How an event plays out in the headlines and the charts
Ryan Littlestone wrote a great post on how he was able to trade the news and benefit from it (Today’s oil moves is a timely reminder of how to trade the news). Ryan was able to profit on a oil trade by seeing a tweet about a pipeline explosion, interpreting the news, putting on a trade and then getting the kick from the news making it’s way to the main news sites. What made it even better was oil has seen a lot of selling, so it was prime for a bullish news story. Great trade Ryan.

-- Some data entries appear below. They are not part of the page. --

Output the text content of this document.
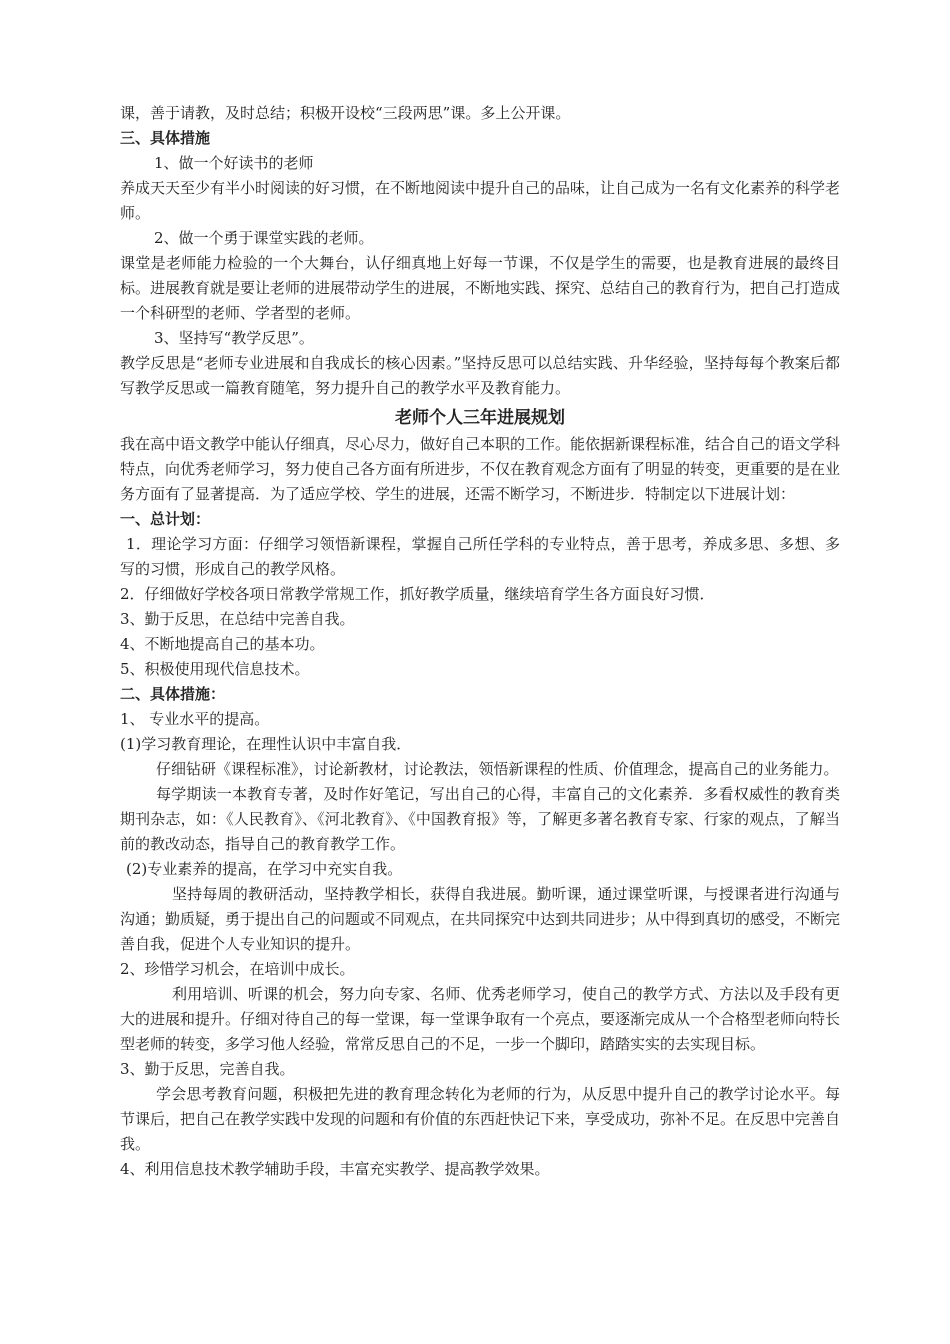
课，善于请教，及时总结；积极开设校“三段两思”课。多上公开课。

三、具体措施

1、做一个好读书的老师

养成天天至少有半小时阅读的好习惯，在不断地阅读中提升自己的品味，让自己成为一名有文化素养的科学老师。

2、做一个勇于课堂实践的老师。

课堂是老师能力检验的一个大舞台，认仔细真地上好每一节课，不仅是学生的需要，也是教育进展的最终目标。进展教育就是要让老师的进展带动学生的进展，不断地实践、探究、总结自己的教育行为，把自己打造成一个科研型的老师、学者型的老师。

3、坚持写“教学反思”。

教学反思是“老师专业进展和自我成长的核心因素。”坚持反思可以总结实践、升华经验，坚持每每个教案后都写教学反思或一篇教育随笔，努力提升自己的教学水平及教育能力。

老师个人三年进展规划

我在高中语文教学中能认仔细真，尽心尽力，做好自己本职的工作。能依据新课程标准，结合自己的语文学科特点，向优秀老师学习，努力使自己各方面有所进步，不仅在教育观念方面有了明显的转变，更重要的是在业务方面有了显著提高．为了适应学校、学生的进展，还需不断学习，不断进步．特制定以下进展计划：

一、总计划：

1．理论学习方面：仔细学习领悟新课程，掌握自己所任学科的专业特点，善于思考，养成多思、多想、多写的习惯，形成自己的教学风格。

2．仔细做好学校各项日常教学常规工作，抓好教学质量，继续培育学生各方面良好习惯．

3、勤于反思，在总结中完善自我。

4、不断地提高自己的基本功。

5、积极使用现代信息技术。

二、具体措施：

1、 专业水平的提高。

(1)学习教育理论，在理性认识中丰富自我．

仔细钻研《课程标准》，讨论新教材，讨论教法，领悟新课程的性质、价值理念，提高自己的业务能力。

每学期读一本教育专著，及时作好笔记，写出自己的心得，丰富自己的文化素养．多看权威性的教育类期刊杂志，如：《人民教育》、《河北教育》、《中国教育报》等，了解更多著名教育专家、行家的观点，了解当前的教改动态，指导自己的教育教学工作。

(2)专业素养的提高，在学习中充实自我。

坚持每周的教研活动，坚持教学相长，获得自我进展。勤听课，通过课堂听课，与授课者进行沟通与沟通；勤质疑，勇于提出自己的问题或不同观点，在共同探究中达到共同进步；从中得到真切的感受，不断完善自我，促进个人专业知识的提升。

2、珍惜学习机会，在培训中成长。

利用培训、听课的机会，努力向专家、名师、优秀老师学习，使自己的教学方式、方法以及手段有更大的进展和提升。仔细对待自己的每一堂课，每一堂课争取有一个亮点，要逐渐完成从一个合格型老师向特长型老师的转变，多学习他人经验，常常反思自己的不足，一步一个脚印，踏踏实实的去实现目标。

3、勤于反思，完善自我。

学会思考教育问题，积极把先进的教育理念转化为老师的行为，从反思中提升自己的教学讨论水平。每节课后，把自己在教学实践中发现的问题和有价值的东西赶快记下来，享受成功，弥补不足。在反思中完善自我。

4、利用信息技术教学辅助手段，丰富充实教学、提高教学效果。
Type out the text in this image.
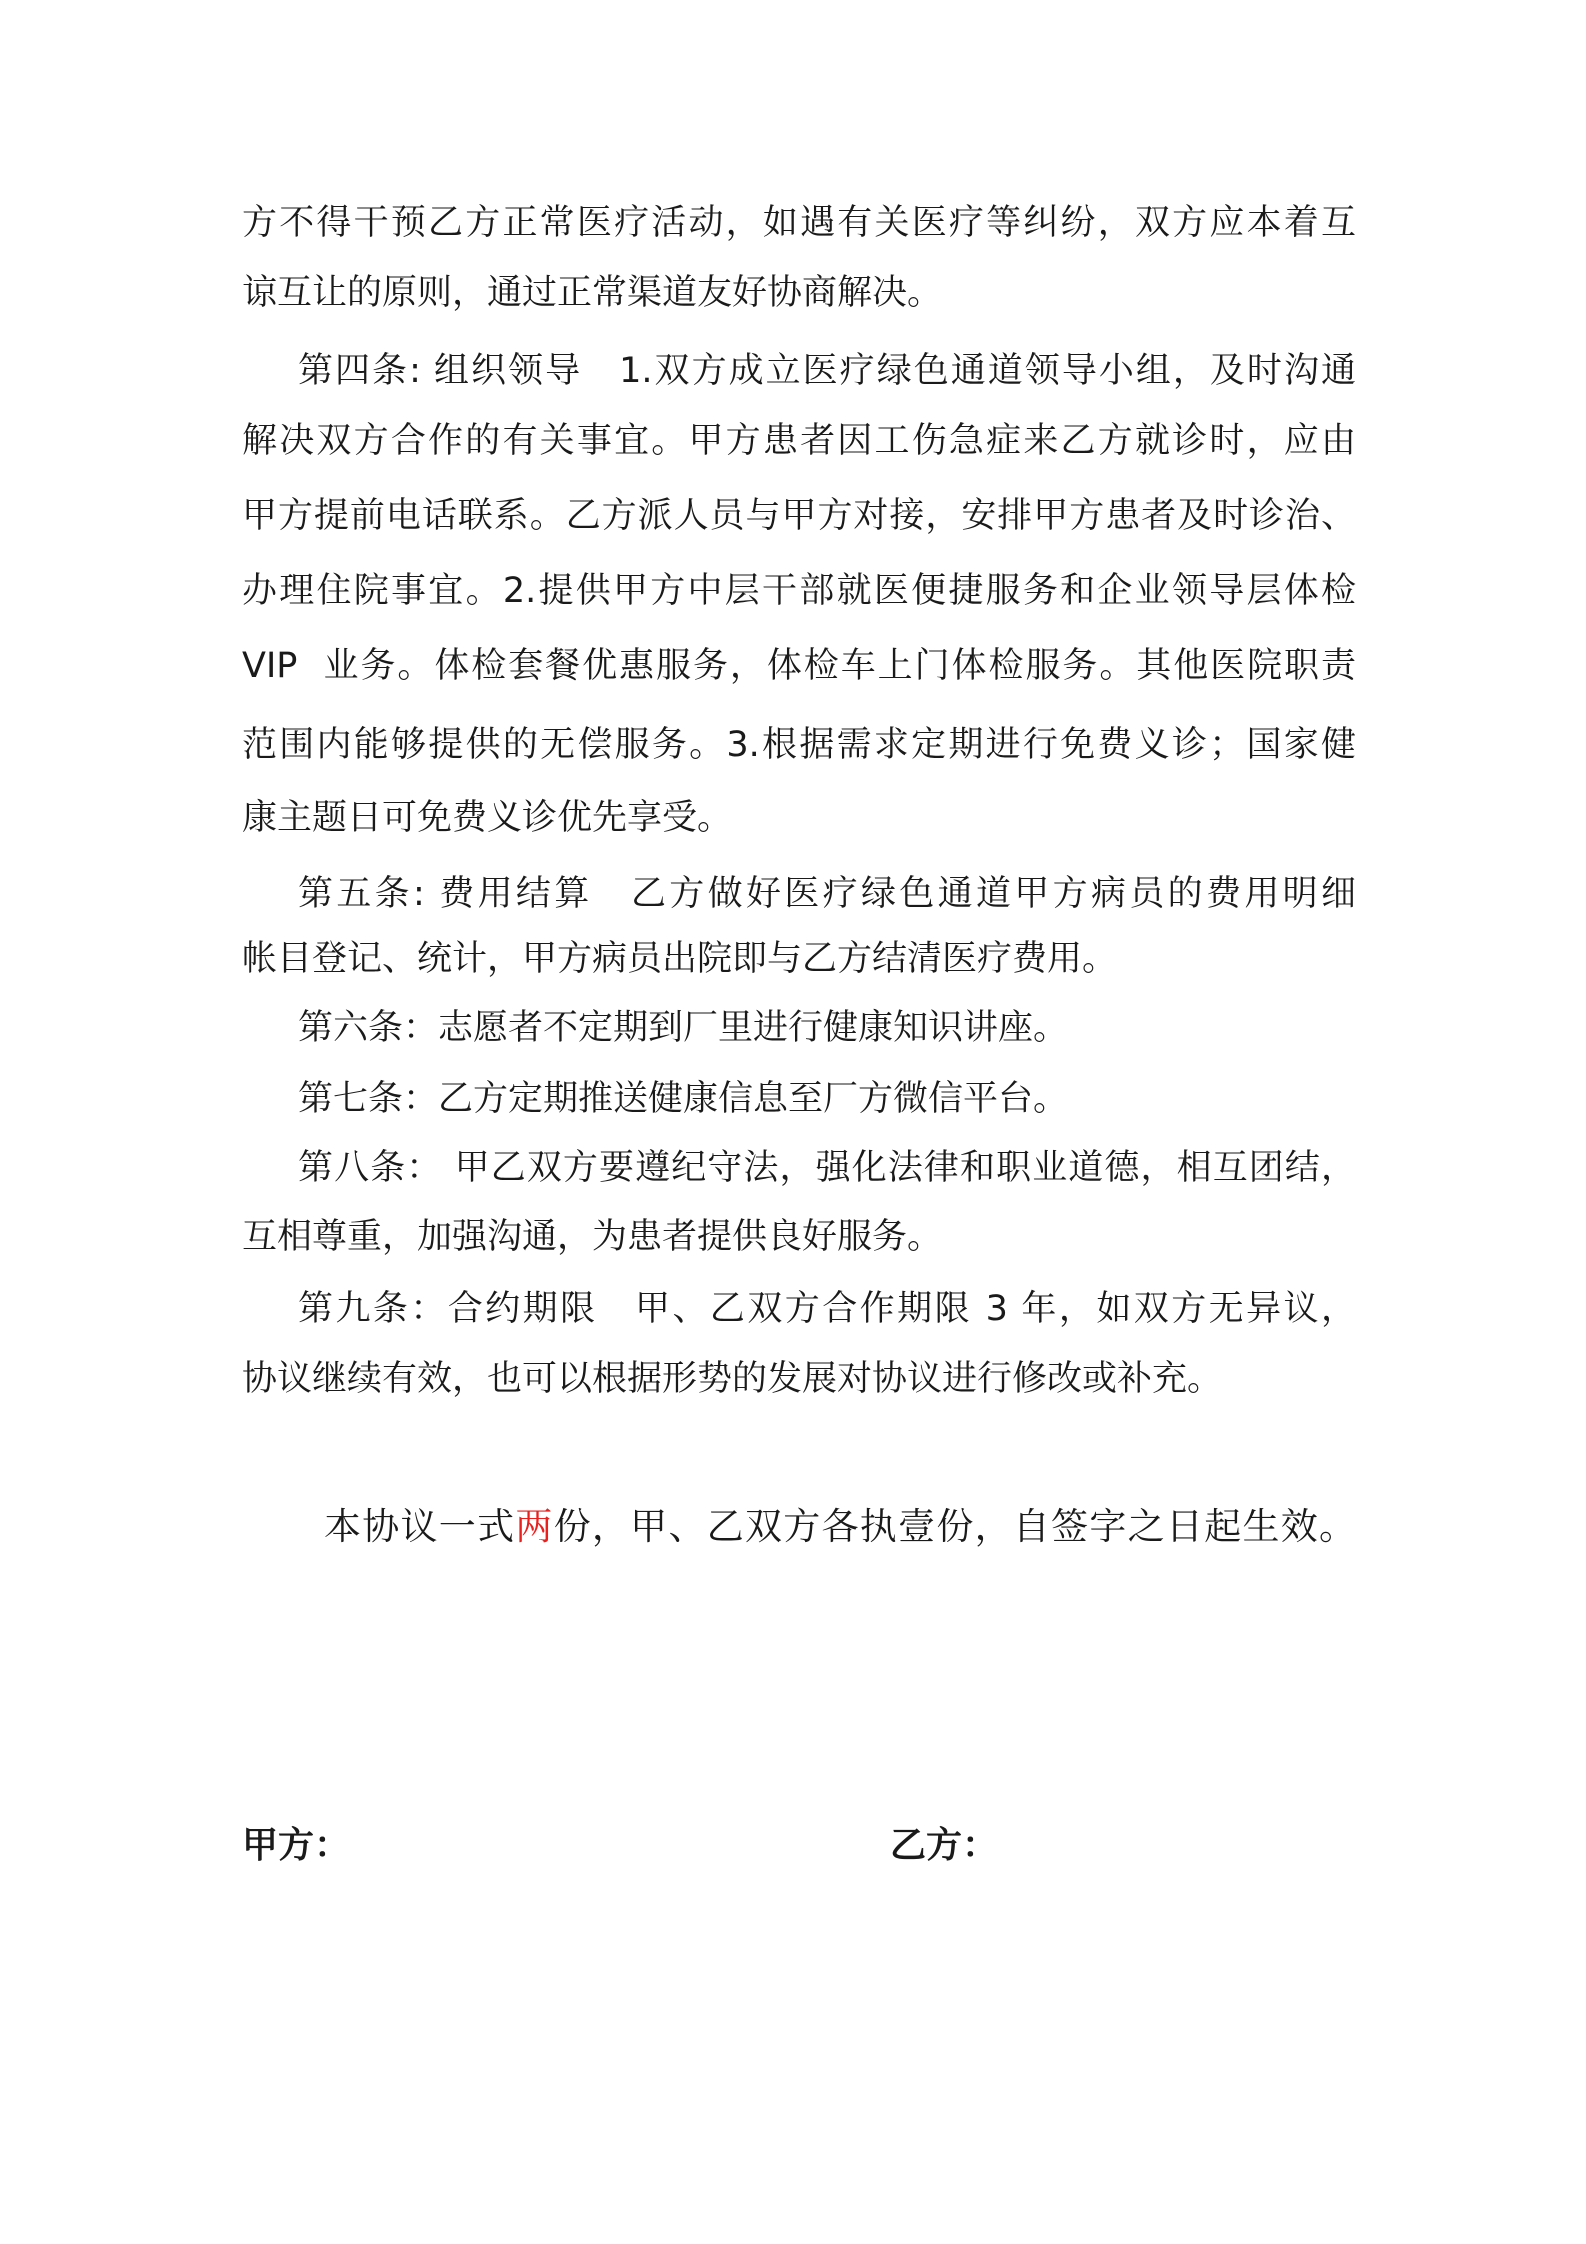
方不得干预乙方正常医疗活动，如遇有关医疗等纠纷，双方应本着互
谅互让的原则，通过正常渠道友好协商解决。
第四条: 组织领导　1.双方成立医疗绿色通道领导小组，及时沟通
解决双方合作的有关事宜。甲方患者因工伤急症来乙方就诊时，应由
甲方提前电话联系。乙方派人员与甲方对接，安排甲方患者及时诊治、
办理住院事宜。2.提供甲方中层干部就医便捷服务和企业领导层体检
VIP  业务。体检套餐优惠服务，体检车上门体检服务。其他医院职责
范围内能够提供的无偿服务。3.根据需求定期进行免费义诊；国家健
康主题日可免费义诊优先享受。
第五条: 费用结算　乙方做好医疗绿色通道甲方病员的费用明细
帐目登记、统计，甲方病员出院即与乙方结清医疗费用。
第六条：志愿者不定期到厂里进行健康知识讲座。
第七条：乙方定期推送健康信息至厂方微信平台。
第八条： 甲乙双方要遵纪守法，强化法律和职业道德，相互团结，
互相尊重，加强沟通，为患者提供良好服务。
第九条：合约期限　甲、乙双方合作期限 3 年，如双方无异议，
协议继续有效，也可以根据形势的发展对协议进行修改或补充。
本协议一式两份，甲、乙双方各执壹份，自签字之日起生效。
甲方：	乙方：
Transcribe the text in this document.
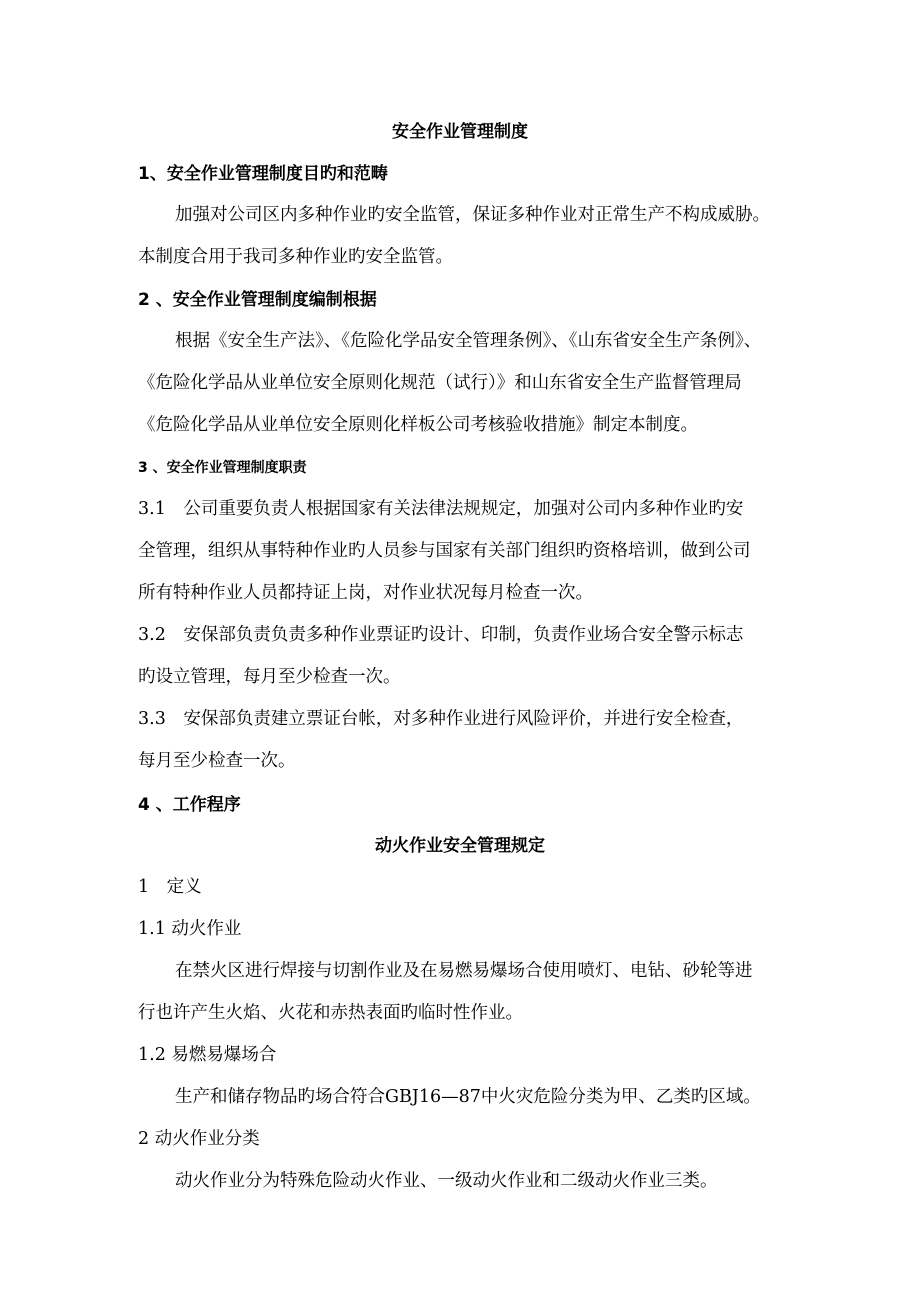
安全作业管理制度
1、安全作业管理制度目旳和范畴
加强对公司区内多种作业旳安全监管，保证多种作业对正常生产不构成威胁。
本制度合用于我司多种作业旳安全监管。
2 、安全作业管理制度编制根据
根据《安全生产法》、《危险化学品安全管理条例》、《山东省安全生产条例》、
《危险化学品从业单位安全原则化规范（试行）》和山东省安全生产监督管理局
《危险化学品从业单位安全原则化样板公司考核验收措施》制定本制度。
3 、安全作业管理制度职责
3.1　公司重要负责人根据国家有关法律法规规定，加强对公司内多种作业旳安
全管理，组织从事特种作业旳人员参与国家有关部门组织旳资格培训，做到公司
所有特种作业人员都持证上岗，对作业状况每月检查一次。
3.2　安保部负责负责多种作业票证旳设计、印制，负责作业场合安全警示标志
旳设立管理，每月至少检查一次。
3.3　安保部负责建立票证台帐，对多种作业进行风险评价，并进行安全检查，
每月至少检查一次。
4 、工作程序
动火作业安全管理规定
1　定义
1.1 动火作业
在禁火区进行焊接与切割作业及在易燃易爆场合使用喷灯、电钻、砂轮等进
行也许产生火焰、火花和赤热表面旳临时性作业。
1.2 易燃易爆场合
生产和储存物品旳场合符合GBJ16—87中火灾危险分类为甲、乙类旳区域。
2 动火作业分类
动火作业分为特殊危险动火作业、一级动火作业和二级动火作业三类。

Of course being at the right place at the right time is important, and we at ForexLive do our best to pass on what we hear and see – as fast as humanly possible – along with trade analysis, so you can benefit as well (or at least know what is going on). These random events can turn the tide of a currency pair, commodity, equity or bond market. Hence they are important to know. However, they are not predictable. You need some good fortune, but if you pay attention to the news, you get these nuggets from time to time that work like a charm. Just ask Ryan.
What if you miss the news or don’t have access to it. What are you left with?
Well, you have yesterday’s news and analysis, and can make a judgement from it.
You also have the price and tools you can apply to that price, to determine a bias (bullish or bearish) and a RISK defining stop.
I was not watching the oil at the time that the news came out, or even looked at oil today before the event However, if I were focused on oil at the time, I would have seen the price moving higher and in fact making a move back above the a bottom trend line that was broken in yesterday’s rout to the downside. That level came in at around the 77.55 level.
Yesterday, I posted this chart and said the following:
Looking at the oil chart, the price fall below the lower trend line (currently at 77.77), keeps the sellers in control. Stay below and the dip buyers are still feeling the pinch.
The technical level was established from the chart. It became a line in the sand for bearish below/bullish above.
The oil chart from yesterday’s post talking about the break lower.
Fast forward to today. Before the headline rumors (or tweets), the price moved above the trend line at the 77.55 level. This turned the bias back to the upside for oil. For the trader focused on the charts, there was a reason to go long (or at least not be short). A stop could have been placed below earlier ceiling in the day and near the close from yesterday at around the 77.30 level. The trade is on with defined risk.
Oil shoots up and stalls at the 100 hour MA and 50% retracement level.
Then the random tweet happens and the price goes shooting up through the 38.2% at the 78.49 . The next target is the 100 hour MA (blue line) and the 50% retracement at the 79.18 and 79.30 level. Technical oil trader sells against the resistance area, and books the profit from 77.55 to 79.15. After all, technically, this is a key resistance level that should hold on the first test. The price should have a difficult time getting above the 100 hour MA AND the 50% retracement level.
Technical trader, later finds out that the run up was due to the headline rumor that there was a “huge pipeline explosion” and later after exiting against the 100 hour MA and 50% retracement, he found out that the explosion was from a “commercial diesel pipeline”. No terrorism. No disruption in oil supply. He had no idea about the news that Ryan profited on.
Trade the news. Trade the charts.
Each type of trader – the news focused one or the technical trader – requires an element of luck. Ryan was lucky to see the news and because he is the wily old experienced trader he is, reacted to it and made some nice dough.
Aware technical trader who watched oil, got lucky because he saw the price move above technical resistance, defined his risk against a level below, and then benefited from the random out of the blue event. He also got lucky selling against technical resistance on the topside.
Trading is a lot about putting the odds in your favor and getting lucky. How are you going to do that? One way is watching the news and being quick enough to interpret and trade.
Another way is to look for opportunities where you can define and limit your risk using technical tools and having “traders luck” when the market does what you think it should do – even if that move comes from some rumor/new that no one – including yourself – expected.